Additionally, the Constitution officially protects against unlawful arrest. So in order to arrest somebody constitutionally, an officer must have probable cause to arrest that person, and that probable cause must be conveyed to the person being arrested. So if the police cannot articulate that they had probable cause and believed that someone committed a crime, then the arrest is constitutionally invalid and all evidence is excluded from trial.
What is meant by “articulating” is that the police officer can’t just have a hunch that you’re drunk or intoxicated. The officer must be able to provide actual reasons that any reasonable officer would agree with, and that’s hard to do sometimes. So that’s how the Constitution, particularly the Fourth Amendment, really provides protection to individuals who are arrested for DUI.
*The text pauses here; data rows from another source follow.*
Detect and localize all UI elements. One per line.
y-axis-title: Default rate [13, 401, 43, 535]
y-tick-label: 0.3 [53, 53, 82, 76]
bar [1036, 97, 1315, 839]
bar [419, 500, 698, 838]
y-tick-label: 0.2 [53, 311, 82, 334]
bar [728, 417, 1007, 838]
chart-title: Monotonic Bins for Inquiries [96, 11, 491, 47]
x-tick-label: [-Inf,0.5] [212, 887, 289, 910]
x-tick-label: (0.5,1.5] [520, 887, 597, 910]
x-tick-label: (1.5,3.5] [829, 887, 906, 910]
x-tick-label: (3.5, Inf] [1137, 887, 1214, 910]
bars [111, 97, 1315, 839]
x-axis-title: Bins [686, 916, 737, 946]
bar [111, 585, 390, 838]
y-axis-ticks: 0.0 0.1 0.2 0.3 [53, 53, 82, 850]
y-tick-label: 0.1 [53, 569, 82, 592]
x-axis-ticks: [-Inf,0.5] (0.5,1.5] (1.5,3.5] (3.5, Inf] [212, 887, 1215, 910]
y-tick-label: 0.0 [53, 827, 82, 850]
Other constitutional issues that you might see in DUI cases deal with the Fifth Amendment, cross-examination and the right to counsel. If the police have you in their custody and are interrogating you, they must read you your Miranda Rights. If you request an attorney or express your intent to remain silent after those rights have been read, then the police must stop all questioning of you immediately and, if requested, obtain an attorney for you. So that is another common area of constitutional law that comes up in DUI arrests.
Ultimately, the constitutional interpretation comes down to the judge who hears the case. So let’s say that the commonwealth wants to enter evidence from a search, seizure or interrogation and alleges that the action was appropriate. However, the defense attorney is alleging that the evidence is not valid and is filing a motion to suppress. At that point, it comes down to the judge to determine whether the search, seizure or interrogation was constitutionally valid. The judge will use all sorts of information to make that determination, including any decisions made by the Supreme Court of the United States about how to apply the protections of the 14th amendment.
If there no controlling Supreme Court law available, the judge will of course turn to the state level courts: Supreme Court of Virginia and the Court of Appeals of Virginia for guidance on how the court has decided similar cases before. The judge will also look at statutes that may govern the issue at hand as well as how other states would handle it. If there is absolutely nothing from the Supreme Court, Virginia or any other states, it will come down to the judge comparing the cases to other cases that he or she has heard, and the decision will depend on the feeling of the judge regarding what is legal.